The unavoidable conclusion is that, when we are trying to find out the truth about things, reason trumps everything, and nothing can trump reason.

So? Your proposed argument from the theists' point of view about reason was not that it doesn't work at all, just that it "has its limits". It doesn't follow that "reason trumps everything" if you've only used the limited ability of reason to reason that reason itself is limited, or to reason the best method of overcoming its limitations.

I can't see any problem at all with the statement '(human) reason has, or may have, its limits'.

(Aside: I come at this from biology. The seat of reason appears to be the brain. The brain is an organ, and like any other organ, it has evolved to perform particular functions. So the surprise is, not that there are things which it can't do, but that there are so many things which it can do - things which seem to have no connection with human reproduction and survival e.g it can do calculus, or play chess.)

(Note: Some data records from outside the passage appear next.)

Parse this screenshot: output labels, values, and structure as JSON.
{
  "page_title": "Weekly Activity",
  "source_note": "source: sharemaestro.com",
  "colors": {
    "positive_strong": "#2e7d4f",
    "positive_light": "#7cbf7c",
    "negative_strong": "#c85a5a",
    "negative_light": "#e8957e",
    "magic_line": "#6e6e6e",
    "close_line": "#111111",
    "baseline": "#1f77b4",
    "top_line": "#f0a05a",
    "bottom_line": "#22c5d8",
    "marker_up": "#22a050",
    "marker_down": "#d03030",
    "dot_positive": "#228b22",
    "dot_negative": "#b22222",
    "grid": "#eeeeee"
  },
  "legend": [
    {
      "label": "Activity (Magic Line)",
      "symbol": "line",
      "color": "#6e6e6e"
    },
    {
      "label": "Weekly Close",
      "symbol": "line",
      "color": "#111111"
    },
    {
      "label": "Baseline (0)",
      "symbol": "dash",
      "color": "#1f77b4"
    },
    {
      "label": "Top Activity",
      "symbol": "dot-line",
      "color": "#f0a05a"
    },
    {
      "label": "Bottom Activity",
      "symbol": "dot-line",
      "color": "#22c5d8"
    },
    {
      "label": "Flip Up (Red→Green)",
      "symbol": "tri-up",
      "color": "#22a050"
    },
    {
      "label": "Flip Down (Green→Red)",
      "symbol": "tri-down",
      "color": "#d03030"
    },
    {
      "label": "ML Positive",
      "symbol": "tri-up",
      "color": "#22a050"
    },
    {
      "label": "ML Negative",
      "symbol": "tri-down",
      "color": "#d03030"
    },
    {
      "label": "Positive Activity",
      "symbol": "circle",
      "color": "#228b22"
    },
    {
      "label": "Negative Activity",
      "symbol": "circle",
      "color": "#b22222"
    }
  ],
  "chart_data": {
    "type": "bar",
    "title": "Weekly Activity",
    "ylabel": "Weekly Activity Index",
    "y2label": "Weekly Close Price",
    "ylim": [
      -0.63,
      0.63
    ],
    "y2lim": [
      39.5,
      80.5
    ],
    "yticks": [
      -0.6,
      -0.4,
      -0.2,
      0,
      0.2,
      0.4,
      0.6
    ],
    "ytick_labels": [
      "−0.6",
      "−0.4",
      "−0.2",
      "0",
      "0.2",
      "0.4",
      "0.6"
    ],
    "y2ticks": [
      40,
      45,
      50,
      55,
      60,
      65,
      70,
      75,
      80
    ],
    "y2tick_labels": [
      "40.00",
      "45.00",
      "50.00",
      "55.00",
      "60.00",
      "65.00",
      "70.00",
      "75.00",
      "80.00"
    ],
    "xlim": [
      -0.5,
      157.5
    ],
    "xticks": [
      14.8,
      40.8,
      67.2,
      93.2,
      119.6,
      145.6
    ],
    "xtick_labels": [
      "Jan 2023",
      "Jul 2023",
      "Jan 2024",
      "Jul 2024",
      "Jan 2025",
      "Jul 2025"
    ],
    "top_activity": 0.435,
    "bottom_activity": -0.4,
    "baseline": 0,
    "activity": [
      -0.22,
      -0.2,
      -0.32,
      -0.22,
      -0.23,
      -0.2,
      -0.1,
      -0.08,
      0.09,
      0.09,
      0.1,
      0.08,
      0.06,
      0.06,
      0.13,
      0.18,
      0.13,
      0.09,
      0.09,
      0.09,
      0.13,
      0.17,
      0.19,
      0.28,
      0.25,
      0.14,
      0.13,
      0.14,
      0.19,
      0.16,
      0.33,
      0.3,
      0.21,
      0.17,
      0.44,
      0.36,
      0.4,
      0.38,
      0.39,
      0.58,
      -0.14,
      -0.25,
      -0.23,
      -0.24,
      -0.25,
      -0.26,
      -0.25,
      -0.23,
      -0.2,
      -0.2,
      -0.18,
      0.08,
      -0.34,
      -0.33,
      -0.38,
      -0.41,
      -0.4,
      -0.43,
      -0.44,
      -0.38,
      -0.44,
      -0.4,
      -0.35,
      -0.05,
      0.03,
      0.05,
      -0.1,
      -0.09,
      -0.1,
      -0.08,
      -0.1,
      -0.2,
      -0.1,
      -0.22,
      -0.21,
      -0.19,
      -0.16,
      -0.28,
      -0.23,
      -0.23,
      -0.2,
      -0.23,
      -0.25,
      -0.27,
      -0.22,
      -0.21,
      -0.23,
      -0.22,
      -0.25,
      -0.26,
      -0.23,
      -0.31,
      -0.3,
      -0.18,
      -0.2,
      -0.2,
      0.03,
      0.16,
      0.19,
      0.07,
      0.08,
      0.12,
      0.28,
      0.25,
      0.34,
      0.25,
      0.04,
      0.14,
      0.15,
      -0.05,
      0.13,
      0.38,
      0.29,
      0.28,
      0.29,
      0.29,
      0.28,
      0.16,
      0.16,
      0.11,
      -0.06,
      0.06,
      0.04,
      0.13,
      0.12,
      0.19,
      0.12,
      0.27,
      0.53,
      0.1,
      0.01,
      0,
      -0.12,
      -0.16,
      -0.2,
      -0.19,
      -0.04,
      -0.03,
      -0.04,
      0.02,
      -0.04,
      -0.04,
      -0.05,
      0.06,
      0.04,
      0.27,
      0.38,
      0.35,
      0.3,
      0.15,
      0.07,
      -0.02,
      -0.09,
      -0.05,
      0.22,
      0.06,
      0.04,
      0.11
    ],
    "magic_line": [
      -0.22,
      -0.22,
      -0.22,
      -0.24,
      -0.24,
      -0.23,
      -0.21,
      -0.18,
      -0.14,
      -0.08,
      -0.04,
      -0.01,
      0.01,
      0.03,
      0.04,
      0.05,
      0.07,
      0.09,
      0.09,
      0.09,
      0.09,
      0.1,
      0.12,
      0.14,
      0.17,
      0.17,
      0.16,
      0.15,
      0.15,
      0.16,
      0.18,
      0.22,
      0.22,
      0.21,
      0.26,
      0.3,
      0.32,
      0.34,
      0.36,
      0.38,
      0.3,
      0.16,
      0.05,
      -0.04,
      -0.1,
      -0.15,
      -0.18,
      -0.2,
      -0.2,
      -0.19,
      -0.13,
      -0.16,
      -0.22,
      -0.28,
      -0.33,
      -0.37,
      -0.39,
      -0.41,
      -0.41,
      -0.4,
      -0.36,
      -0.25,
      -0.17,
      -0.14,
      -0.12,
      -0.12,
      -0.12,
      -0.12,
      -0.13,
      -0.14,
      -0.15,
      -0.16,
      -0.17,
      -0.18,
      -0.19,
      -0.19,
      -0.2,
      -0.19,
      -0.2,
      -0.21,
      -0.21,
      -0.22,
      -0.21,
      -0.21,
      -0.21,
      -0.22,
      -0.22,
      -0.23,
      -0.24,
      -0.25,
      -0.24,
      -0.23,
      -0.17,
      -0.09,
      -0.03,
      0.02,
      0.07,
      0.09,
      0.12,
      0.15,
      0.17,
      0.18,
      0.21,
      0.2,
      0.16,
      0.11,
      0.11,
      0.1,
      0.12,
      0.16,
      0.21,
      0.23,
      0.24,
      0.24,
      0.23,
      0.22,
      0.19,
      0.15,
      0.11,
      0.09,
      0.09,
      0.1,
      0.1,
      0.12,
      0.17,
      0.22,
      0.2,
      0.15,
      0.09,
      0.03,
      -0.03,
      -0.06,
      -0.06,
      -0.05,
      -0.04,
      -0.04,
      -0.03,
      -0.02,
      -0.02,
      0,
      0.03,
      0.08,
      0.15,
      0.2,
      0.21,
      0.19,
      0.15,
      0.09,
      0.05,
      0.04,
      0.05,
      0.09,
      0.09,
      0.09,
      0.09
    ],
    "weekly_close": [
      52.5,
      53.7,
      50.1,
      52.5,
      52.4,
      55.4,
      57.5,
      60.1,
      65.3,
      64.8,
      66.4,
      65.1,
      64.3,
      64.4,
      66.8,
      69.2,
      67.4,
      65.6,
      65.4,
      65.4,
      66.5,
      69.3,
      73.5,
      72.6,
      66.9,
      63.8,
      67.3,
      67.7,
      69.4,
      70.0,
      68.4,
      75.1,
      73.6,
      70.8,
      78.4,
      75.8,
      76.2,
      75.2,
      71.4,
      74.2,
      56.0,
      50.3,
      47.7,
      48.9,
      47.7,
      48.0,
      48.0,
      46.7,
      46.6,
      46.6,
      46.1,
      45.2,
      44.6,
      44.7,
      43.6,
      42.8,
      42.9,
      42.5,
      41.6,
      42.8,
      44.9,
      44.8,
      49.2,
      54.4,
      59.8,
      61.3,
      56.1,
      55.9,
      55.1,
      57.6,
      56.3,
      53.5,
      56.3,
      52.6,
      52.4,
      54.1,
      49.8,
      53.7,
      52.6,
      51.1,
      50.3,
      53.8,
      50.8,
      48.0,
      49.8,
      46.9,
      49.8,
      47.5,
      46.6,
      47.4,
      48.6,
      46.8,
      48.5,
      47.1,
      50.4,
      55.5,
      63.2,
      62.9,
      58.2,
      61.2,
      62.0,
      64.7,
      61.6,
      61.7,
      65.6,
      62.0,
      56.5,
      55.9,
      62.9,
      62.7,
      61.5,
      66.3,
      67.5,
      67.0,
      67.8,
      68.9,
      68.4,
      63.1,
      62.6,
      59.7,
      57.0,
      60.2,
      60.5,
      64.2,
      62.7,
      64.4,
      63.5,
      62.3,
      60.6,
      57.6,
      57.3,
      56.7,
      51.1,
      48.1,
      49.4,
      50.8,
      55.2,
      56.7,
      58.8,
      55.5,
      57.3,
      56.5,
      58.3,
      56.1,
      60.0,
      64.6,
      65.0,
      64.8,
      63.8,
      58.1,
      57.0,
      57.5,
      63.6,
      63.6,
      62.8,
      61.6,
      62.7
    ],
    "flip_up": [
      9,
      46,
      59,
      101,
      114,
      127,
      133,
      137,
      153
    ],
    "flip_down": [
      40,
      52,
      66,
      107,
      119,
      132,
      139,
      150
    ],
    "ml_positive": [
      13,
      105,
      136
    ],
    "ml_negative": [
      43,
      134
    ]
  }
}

The issue is: where do we go from here? Have we any other way of getting information, which by-passes reason? As far as I can see, we haven't, and I'd argue that, if religious people think there is, then it's down to them to convince us. N.B. if they try to convince us, what will they use .... presumably, reason!!

So when I say 'Reason trumps everything', I not so much saying how wonderful, glorious, reliable reason is; rather I'm saying that it's all we've got.